The City

Posted by Stuti Khosla on March 19, 2017

Being a small town girl never deterred me from thinking big. I would always picture myself wearing crisp, ironed formal clothes, meeting with a host of people from all over the world and travelling round the globe. I have had the ‘I-want-to-be-the-President-of-India’ phase and the ‘my-life-is-going-to-be-a-long-fancy-holiday’ phase. People would tell me how unrealistic a kid I could sometimes be. But I would pay no heed to them. Basically, Bollywood had ruined me forever!

I am certain that most of those who are reading this must, at some point or the other, have had similar dreams. Vague, impractical, distorted images of our future selves fashioned from the cameras of impassioned daydreaming. Bursting our bubble, however, reality did to our larger-than-life ideas what a flame does to a moth. At every step, the impediments grew mightier.

Moving to a metropolitan city turns one’s life around 180 degrees! Meeting new people, engaging oneself in dialogue and discussions, looking after oneself because no one else will- opens our eyes to the real world. A world where no matter how good one might think they are, they will always find an equal, if not better, match. A place where one realises that they will soon be expected to shoulder serious responsibilities, to get one’s life together and to prove one’s mettle while they are at it; where a line of distinction is drawn between being well-trained and being well educated; where one finally comes to realise that test scores are really just numbers, often proving to be an inadequate parameter to judge a person’s true calibre. All this, if one does not lose their sanity in the bright lights and loud music, of course.

The flip side is a different story. For someone who has led a simplistic lifestyle, it may be too scary to cope up with life in the city. For them, the competition is too fierce, the pressure too high, the voices too loud, the choices too extreme, the expectations too burdensome and life too twisted. They often lose themselves in the search of things that are far beyond their reach.

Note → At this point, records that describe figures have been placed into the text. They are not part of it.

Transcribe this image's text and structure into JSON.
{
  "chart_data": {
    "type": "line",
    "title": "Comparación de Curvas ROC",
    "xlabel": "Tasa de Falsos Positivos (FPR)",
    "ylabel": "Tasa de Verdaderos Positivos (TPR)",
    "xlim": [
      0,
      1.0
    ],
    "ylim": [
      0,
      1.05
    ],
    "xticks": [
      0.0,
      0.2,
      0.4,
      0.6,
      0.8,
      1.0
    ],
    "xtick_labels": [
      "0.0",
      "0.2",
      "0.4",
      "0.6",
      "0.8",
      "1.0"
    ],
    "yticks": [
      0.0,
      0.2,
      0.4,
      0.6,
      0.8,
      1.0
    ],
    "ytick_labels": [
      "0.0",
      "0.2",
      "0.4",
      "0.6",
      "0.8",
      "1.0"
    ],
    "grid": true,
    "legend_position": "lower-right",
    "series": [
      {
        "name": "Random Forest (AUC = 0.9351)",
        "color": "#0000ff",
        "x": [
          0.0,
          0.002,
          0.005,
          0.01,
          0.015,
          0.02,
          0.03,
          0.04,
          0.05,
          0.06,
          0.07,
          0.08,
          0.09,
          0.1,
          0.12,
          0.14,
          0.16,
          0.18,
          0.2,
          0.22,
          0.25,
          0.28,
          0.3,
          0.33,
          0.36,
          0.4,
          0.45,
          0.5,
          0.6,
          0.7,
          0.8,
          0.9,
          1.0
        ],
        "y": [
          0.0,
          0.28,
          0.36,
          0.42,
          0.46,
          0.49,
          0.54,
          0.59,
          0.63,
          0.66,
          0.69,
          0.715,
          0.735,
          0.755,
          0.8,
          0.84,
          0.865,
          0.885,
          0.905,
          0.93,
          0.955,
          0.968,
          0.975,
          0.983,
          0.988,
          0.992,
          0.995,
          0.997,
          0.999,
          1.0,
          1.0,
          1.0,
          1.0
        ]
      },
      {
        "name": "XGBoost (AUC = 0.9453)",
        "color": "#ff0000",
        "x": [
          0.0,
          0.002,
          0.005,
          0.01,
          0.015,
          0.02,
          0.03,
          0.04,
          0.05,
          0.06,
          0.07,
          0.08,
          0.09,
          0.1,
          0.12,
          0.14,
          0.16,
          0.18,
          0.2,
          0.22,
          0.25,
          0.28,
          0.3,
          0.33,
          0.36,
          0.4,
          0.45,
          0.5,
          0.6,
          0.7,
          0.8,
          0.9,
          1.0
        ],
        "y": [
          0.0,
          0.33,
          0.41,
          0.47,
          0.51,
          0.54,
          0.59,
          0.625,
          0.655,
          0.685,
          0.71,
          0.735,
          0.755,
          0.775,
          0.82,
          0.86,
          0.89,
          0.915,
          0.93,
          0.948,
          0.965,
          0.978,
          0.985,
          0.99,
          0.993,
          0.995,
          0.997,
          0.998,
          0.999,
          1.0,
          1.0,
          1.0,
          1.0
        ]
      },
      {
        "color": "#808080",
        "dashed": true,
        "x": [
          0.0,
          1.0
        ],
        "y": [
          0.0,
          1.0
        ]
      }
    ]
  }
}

Having lived in a metropolitan for some time now, makes me wonder, like any other small town person, as to where my life is headed. While big cities offer varied opportunities, they also baffle young minds. A hundred different people narrating a hundred different versions of a strange tale-what to do and what not to do. Enveloped in such surroundings, it can be difficult to hold on to one’s ground. But amidst all this, there is an invisible force drawing us back to the city. The city which teaches one that none will ever know them the way they know themselves and that one may never know someone else too well either; the city that encourages one to embrace challenges and take risks; that which pushes one to stand right back up after every fall; that which reminds one that people will come and go but the only thing one can constantly hold onto is the self- mind and soul intact; that which trains one to believe and to never underestimate the wonders of honest hard work. This city- your city- ensures that YOU never give up.

Being a student myself, it is not hard for me to imagine how much one can miss being home, how empty life can seem without good friends at one’s immediate disposal, how lonely one can get even in a crowd of thousands, how comforting it is to sit among family cradled in all of the universe’s love and affection and how satisfying maa ke haath ka khaana can taste. But if you ask me, I will tell you that there is a calling within each of us that makes us miss the city life, makes us want to go back. Because, yes, home will always be home; and ghar ka khaana is irreplaceable; and playing Holi with college friends and colleagues will never be as much fun as playing with kids in the colony; but none of this is the key to the future of our dreams. The city is. The inclination towards being independent is not something one can easily give up. We all like being less answerable, we all appreciate our privacy and space being respected. So when one sets their heart to conquering a milestone, they make their peace with distances, inconveniences and memories. After all, home is where the heart is.

In retrospection, one may eventually come to terms with the fact that they may not be the same person they were three years ago. That they now understand better, analyse better and perceive better. One’s problems have escalated from acquiring permission to watch a movie with friends to persistently fighting the dedicated battle against losing oneself in the crowd. Priorities have changed from buying that SUV to sending one’s parents on a holiday that they rightfully deserve. Realisation dawns upon us kids that we probably are our own superheroes. And the city plays a pivotal role in teaching us this.

Growing up may not have been the best thing that happened to us, but the city does make it one hell of a ride!